Machine Learning Seminar

Gary King
Wednesday, March 1, 2017 -
3:30pm to 5:00pm

Gross Hall, 330 -- Ahmadieh Family Grand Hall

Machine Learning Seminar


Title: An Improved Method of Automated Nonparametric Content Analysis for Social ScienceAbstract: A vast literature in computer science and statistics develops methods to automatically classify textual documents into chosen categories. In contrast, social scientists are often more interested in aggregate generalizations about populations of documents --- such as the percent of social media posts that speak favorably of a candidate's foreign policy. Unfortunately, trying to maximize the proportion of individual documents correctly classified often yields biased estimates of statistical aggregates.
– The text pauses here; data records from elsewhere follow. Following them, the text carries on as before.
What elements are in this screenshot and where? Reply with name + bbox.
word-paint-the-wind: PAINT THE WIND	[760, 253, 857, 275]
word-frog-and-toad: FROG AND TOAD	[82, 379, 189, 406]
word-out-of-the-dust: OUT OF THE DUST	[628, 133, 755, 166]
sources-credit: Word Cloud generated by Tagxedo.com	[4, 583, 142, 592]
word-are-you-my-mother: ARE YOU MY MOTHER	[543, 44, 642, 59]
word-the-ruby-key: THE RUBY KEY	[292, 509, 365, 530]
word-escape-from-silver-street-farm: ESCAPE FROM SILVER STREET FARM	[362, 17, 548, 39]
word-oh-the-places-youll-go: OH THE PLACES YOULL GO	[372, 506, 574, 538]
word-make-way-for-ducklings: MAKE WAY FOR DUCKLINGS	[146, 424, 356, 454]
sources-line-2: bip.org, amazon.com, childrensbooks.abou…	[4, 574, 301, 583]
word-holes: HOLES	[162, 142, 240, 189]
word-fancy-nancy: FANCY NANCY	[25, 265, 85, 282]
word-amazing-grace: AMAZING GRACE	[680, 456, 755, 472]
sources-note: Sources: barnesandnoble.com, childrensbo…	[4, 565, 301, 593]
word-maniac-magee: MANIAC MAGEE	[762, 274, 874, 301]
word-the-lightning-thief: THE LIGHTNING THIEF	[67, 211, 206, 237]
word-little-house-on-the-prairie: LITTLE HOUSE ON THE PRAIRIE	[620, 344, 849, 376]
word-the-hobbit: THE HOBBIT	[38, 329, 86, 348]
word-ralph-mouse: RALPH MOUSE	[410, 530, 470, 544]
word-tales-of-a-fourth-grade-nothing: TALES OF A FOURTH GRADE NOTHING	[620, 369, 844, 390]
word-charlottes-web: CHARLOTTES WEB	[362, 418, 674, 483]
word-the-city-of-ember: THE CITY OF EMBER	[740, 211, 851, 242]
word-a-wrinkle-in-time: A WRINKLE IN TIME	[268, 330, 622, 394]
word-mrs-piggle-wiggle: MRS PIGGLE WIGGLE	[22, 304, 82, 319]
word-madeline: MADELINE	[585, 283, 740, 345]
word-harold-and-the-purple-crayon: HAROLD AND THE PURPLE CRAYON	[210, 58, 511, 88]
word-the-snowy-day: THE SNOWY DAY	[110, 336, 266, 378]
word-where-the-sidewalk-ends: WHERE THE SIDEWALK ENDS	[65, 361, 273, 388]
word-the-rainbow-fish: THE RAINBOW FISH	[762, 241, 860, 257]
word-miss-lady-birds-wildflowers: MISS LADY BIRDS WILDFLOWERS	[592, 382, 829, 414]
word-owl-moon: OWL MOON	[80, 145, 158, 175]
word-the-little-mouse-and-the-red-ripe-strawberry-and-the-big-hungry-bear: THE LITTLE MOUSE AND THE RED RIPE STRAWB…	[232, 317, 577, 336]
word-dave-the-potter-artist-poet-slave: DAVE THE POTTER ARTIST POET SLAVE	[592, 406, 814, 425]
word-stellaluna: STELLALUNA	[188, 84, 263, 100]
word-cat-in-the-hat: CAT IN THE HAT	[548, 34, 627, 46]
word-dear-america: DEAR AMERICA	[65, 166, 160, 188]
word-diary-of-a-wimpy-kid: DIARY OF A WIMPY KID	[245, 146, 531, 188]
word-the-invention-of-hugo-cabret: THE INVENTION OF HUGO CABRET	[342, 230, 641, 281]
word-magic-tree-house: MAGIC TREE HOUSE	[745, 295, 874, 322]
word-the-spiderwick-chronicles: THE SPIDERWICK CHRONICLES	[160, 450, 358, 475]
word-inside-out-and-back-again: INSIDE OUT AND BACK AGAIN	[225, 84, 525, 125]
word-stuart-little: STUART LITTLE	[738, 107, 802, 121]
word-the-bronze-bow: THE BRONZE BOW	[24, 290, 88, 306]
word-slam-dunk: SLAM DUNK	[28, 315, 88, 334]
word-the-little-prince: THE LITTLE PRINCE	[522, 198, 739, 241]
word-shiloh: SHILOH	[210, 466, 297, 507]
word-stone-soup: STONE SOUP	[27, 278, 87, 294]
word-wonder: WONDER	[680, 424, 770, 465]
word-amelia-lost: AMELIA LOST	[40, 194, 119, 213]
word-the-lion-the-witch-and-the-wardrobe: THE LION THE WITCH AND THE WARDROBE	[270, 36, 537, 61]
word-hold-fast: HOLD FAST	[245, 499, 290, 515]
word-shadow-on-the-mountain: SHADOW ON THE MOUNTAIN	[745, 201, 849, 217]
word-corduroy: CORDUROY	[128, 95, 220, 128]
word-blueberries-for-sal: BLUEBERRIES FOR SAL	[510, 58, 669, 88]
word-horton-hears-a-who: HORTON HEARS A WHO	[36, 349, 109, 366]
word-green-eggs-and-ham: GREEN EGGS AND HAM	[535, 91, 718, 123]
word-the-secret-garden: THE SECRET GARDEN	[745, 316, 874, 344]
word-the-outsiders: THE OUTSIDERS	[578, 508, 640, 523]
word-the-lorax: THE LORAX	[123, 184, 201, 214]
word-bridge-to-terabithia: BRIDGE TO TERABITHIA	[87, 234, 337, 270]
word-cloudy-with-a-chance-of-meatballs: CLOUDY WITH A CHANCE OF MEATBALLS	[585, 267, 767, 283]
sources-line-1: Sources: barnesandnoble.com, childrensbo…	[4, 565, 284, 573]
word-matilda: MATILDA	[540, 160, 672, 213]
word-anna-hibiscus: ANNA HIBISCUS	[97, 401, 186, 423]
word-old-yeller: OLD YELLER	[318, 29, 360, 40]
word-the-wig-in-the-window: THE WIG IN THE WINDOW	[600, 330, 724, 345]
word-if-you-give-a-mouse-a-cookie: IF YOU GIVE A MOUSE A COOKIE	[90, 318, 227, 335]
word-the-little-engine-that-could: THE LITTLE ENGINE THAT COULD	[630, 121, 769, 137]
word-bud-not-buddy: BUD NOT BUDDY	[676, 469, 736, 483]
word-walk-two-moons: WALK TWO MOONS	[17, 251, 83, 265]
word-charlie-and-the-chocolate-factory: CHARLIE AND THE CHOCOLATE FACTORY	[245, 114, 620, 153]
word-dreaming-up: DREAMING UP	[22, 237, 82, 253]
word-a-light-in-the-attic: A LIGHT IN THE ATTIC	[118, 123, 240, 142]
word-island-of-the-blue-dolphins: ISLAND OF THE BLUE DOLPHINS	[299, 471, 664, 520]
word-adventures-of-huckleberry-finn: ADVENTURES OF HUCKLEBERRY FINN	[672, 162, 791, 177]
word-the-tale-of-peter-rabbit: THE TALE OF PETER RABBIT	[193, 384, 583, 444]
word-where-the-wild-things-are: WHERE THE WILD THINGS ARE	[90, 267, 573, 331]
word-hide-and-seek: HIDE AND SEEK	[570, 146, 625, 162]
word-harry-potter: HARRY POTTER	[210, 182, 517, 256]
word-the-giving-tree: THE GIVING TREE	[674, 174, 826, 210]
Fortunately, classification is neither a necessary nor always a desirable step in estimating aggregate proportions, as in the widely used nonparametric method developed in King and Lu (2008) and Hopkins and King (2010). In this paper, we first prove the properties of this methodology, develop ways around its weaknesses, and show how to improve its estimates in real applications. We then develop a unified approach to inference about statistical aggregates that uses this approach, along with the best classifiers for extrapolations when language changes over time, to produce better estimates than either method can accomplish alone. We evaluate our approach with analyses of 74 separate data sets. This talk is based on joint work with Connor Jerzak and Anton Strezhnev.